Today, the fraternity possesses three extra-large flags, one for parades (streets are often narrower than football fields, after all), a “drop flag” you might recognize from graduation ceremonies, and of course, the giant one that members open and present on the field. The most recent field flag, produced by San Antonio’s Dixie Flag and Banner Company, is a whopping 100-by-150 feet. 

It takes practice, too, to properly “run out” the flag without, for example, one side getting caught moving too slow, or to unfurl it in the spinning “cyclone” maneuver, which resembles a twister, or perhaps a butterfly bursting from its chrysalis. Either way, the members of Texas APO have been folding, unfolding, marching with, and toting the flags for decades. The flags even have their own trailers for transport, like Bevo himself. 

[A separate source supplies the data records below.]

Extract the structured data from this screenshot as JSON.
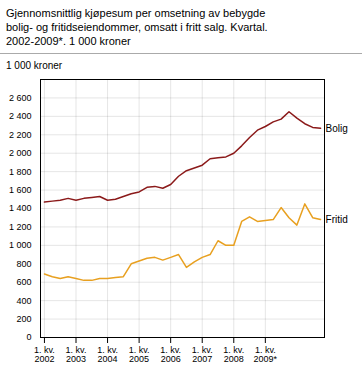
{
  "chart_data": {
    "type": "line",
    "title": "Gjennomsnittlig kjøpesum per omsetning av bebygde\nbolig- og fritidseiendommer, omsatt i fritt salg. Kvartal.\n2002-2009*. 1 000 kroner",
    "y_label": "1 000 kroner",
    "categories": [
      "1. kv.\n2002",
      null,
      null,
      null,
      "1. kv.\n2003",
      null,
      null,
      null,
      "1. kv.\n2004",
      null,
      null,
      null,
      "1. kv.\n2005",
      null,
      null,
      null,
      "1. kv.\n2006",
      null,
      null,
      null,
      "1. kv.\n2007",
      null,
      null,
      null,
      "1. kv.\n2008",
      null,
      null,
      null,
      "1. kv.\n2009*",
      null,
      null,
      null,
      null,
      null,
      null,
      null
    ],
    "series": [
      {
        "name": "Bolig",
        "color": "#8B1A1A",
        "values": [
          1470,
          1480,
          1490,
          1510,
          1490,
          1510,
          1520,
          1530,
          1490,
          1500,
          1530,
          1560,
          1580,
          1630,
          1640,
          1620,
          1660,
          1750,
          1810,
          1840,
          1870,
          1940,
          1950,
          1960,
          2000,
          2080,
          2170,
          2250,
          2290,
          2340,
          2370,
          2450,
          2380,
          2320,
          2280,
          2270
        ]
      },
      {
        "name": "Fritid",
        "color": "#E8A020",
        "values": [
          690,
          660,
          640,
          660,
          640,
          620,
          620,
          640,
          640,
          650,
          660,
          800,
          830,
          860,
          870,
          840,
          870,
          900,
          760,
          820,
          870,
          900,
          1050,
          1000,
          1000,
          1260,
          1310,
          1260,
          1270,
          1280,
          1410,
          1300,
          1220,
          1450,
          1300,
          1280
        ]
      }
    ],
    "ylim": [
      0,
      2800
    ],
    "yticks": [
      0,
      200,
      400,
      600,
      800,
      {
        "value": 1000,
        "label": "1 000"
      },
      {
        "value": 1200,
        "label": "1 200"
      },
      {
        "value": 1400,
        "label": "1 400"
      },
      {
        "value": 1600,
        "label": "1 600"
      },
      {
        "value": 1800,
        "label": "1 800"
      },
      {
        "value": 2000,
        "label": "2 000"
      },
      {
        "value": 2200,
        "label": "2 200"
      },
      {
        "value": 2400,
        "label": "2 400"
      },
      {
        "value": 2600,
        "label": "2 600"
      }
    ],
    "grid": true
  }
}
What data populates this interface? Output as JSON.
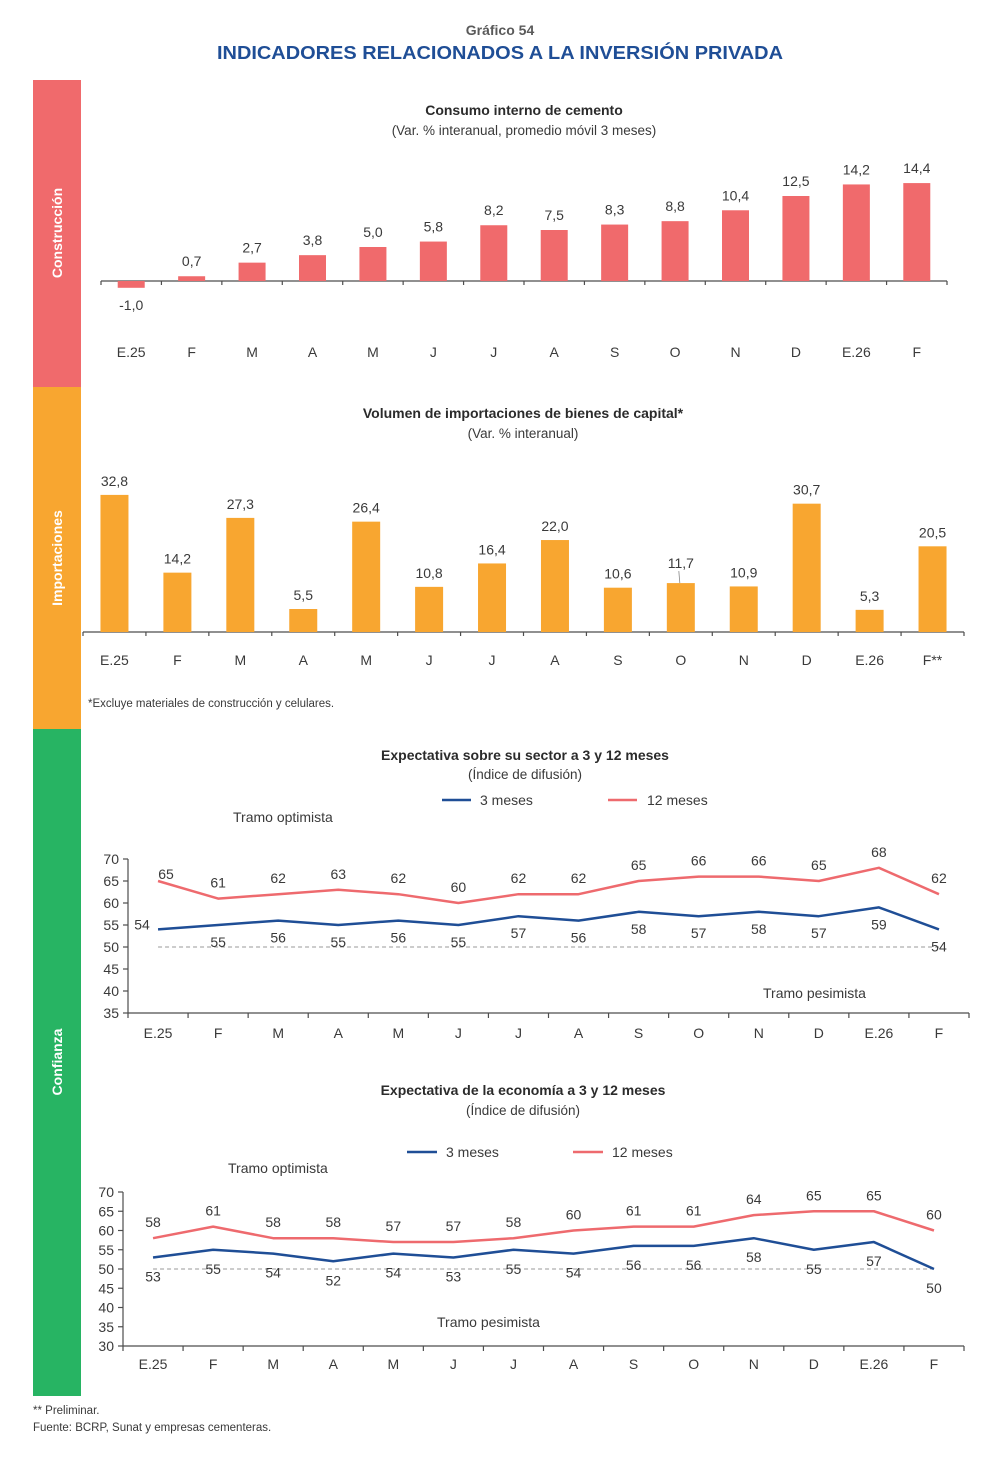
{
  "header": {
    "chart_number": "Gráfico 54",
    "title": "INDICADORES RELACIONADOS A LA INVERSIÓN PRIVADA"
  },
  "sections": {
    "construccion": "Construcción",
    "importaciones": "Importaciones",
    "confianza": "Confianza"
  },
  "colors": {
    "construccion": "#f06a6c",
    "importaciones": "#f8a630",
    "confianza": "#27b463",
    "series_3m": "#1f4e96",
    "series_12m": "#ee6a6e",
    "header_title": "#1f4e96"
  },
  "footnotes": {
    "preliminar": "** Preliminar.",
    "fuente": "Fuente: BCRP, Sunat y empresas cementeras."
  },
  "chart_data": [
    {
      "type": "bar",
      "section": "Construcción",
      "title": "Consumo interno de cemento",
      "subtitle": "(Var. % interanual, promedio móvil 3 meses)",
      "xlabel": "",
      "ylabel": "",
      "categories": [
        "E.25",
        "F",
        "M",
        "A",
        "M",
        "J",
        "J",
        "A",
        "S",
        "O",
        "N",
        "D",
        "E.26",
        "F"
      ],
      "values": [
        -1.0,
        0.7,
        2.7,
        3.8,
        5.0,
        5.8,
        8.2,
        7.5,
        8.3,
        8.8,
        10.4,
        12.5,
        14.2,
        14.4
      ],
      "labels": [
        "-1,0",
        "0,7",
        "2,7",
        "3,8",
        "5,0",
        "5,8",
        "8,2",
        "7,5",
        "8,3",
        "8,8",
        "10,4",
        "12,5",
        "14,2",
        "14,4"
      ],
      "color": "#f06a6c",
      "grid": false
    },
    {
      "type": "bar",
      "section": "Importaciones",
      "title": "Volumen de importaciones de bienes de capital*",
      "subtitle": "(Var. % interanual)",
      "xlabel": "",
      "ylabel": "",
      "categories": [
        "E.25",
        "F",
        "M",
        "A",
        "M",
        "J",
        "J",
        "A",
        "S",
        "O",
        "N",
        "D",
        "E.26",
        "F**"
      ],
      "values": [
        32.8,
        14.2,
        27.3,
        5.5,
        26.4,
        10.8,
        16.4,
        22.0,
        10.6,
        11.7,
        10.9,
        30.7,
        5.3,
        20.5
      ],
      "labels": [
        "32,8",
        "14,2",
        "27,3",
        "5,5",
        "26,4",
        "10,8",
        "16,4",
        "22,0",
        "10,6",
        "11,7",
        "10,9",
        "30,7",
        "5,3",
        "20,5"
      ],
      "color": "#f8a630",
      "footnote": "*Excluye materiales de construcción y celulares.",
      "grid": false
    },
    {
      "type": "line",
      "section": "Confianza",
      "title": "Expectativa sobre su sector a 3 y 12 meses",
      "subtitle": "(Índice de difusión)",
      "xlabel": "",
      "ylabel": "",
      "categories": [
        "E.25",
        "F",
        "M",
        "A",
        "M",
        "J",
        "J",
        "A",
        "S",
        "O",
        "N",
        "D",
        "E.26",
        "F"
      ],
      "series": [
        {
          "name": "3 meses",
          "color": "#1f4e96",
          "values": [
            54,
            55,
            56,
            55,
            56,
            55,
            57,
            56,
            58,
            57,
            58,
            57,
            59,
            54
          ]
        },
        {
          "name": "12 meses",
          "color": "#ee6a6e",
          "values": [
            65,
            61,
            62,
            63,
            62,
            60,
            62,
            62,
            65,
            66,
            66,
            65,
            68,
            62
          ]
        }
      ],
      "ylim": [
        35,
        70
      ],
      "yticks": [
        35,
        40,
        45,
        50,
        55,
        60,
        65,
        70
      ],
      "reference_line": 50,
      "annotations": {
        "upper": "Tramo optimista",
        "lower": "Tramo pesimista"
      },
      "legend": "top-center",
      "grid": false
    },
    {
      "type": "line",
      "section": "Confianza",
      "title": "Expectativa de la economía a 3 y 12 meses",
      "subtitle": "(Índice de difusión)",
      "xlabel": "",
      "ylabel": "",
      "categories": [
        "E.25",
        "F",
        "M",
        "A",
        "M",
        "J",
        "J",
        "A",
        "S",
        "O",
        "N",
        "D",
        "E.26",
        "F"
      ],
      "series": [
        {
          "name": "3 meses",
          "color": "#1f4e96",
          "values": [
            53,
            55,
            54,
            52,
            54,
            53,
            55,
            54,
            56,
            56,
            58,
            55,
            57,
            50
          ]
        },
        {
          "name": "12 meses",
          "color": "#ee6a6e",
          "values": [
            58,
            61,
            58,
            58,
            57,
            57,
            58,
            60,
            61,
            61,
            64,
            65,
            65,
            60
          ]
        }
      ],
      "ylim": [
        30,
        70
      ],
      "yticks": [
        30,
        35,
        40,
        45,
        50,
        55,
        60,
        65,
        70
      ],
      "reference_line": 50,
      "annotations": {
        "upper": "Tramo optimista",
        "lower": "Tramo pesimista"
      },
      "legend": "top-center",
      "grid": false
    }
  ]
}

“APO’s flag is great because Texas is great,” says Robyn Lee, APO co-president (with Lucas Best). “We have had the honor of showing the world’s largest Texas flag at UT football games, brought it everywhere from the Rose Bowl to ESPN College Gameday. We do all of this out of pride in our state and our school.” 

A lot of work for a piece of cloth? Perhaps. But when it’s the flag of Texas, people seem willing to do the work. Perhaps it’s a flag that’s not as balanced as that of New Mexico, or as garish as Maryland’s strange patchwork, but for Texans, and for their flagship university, it’s a symbol with generations of meaning. 

After all, what’s the purpose of a flag, or a single bright star, if not to exist as an object to rally around?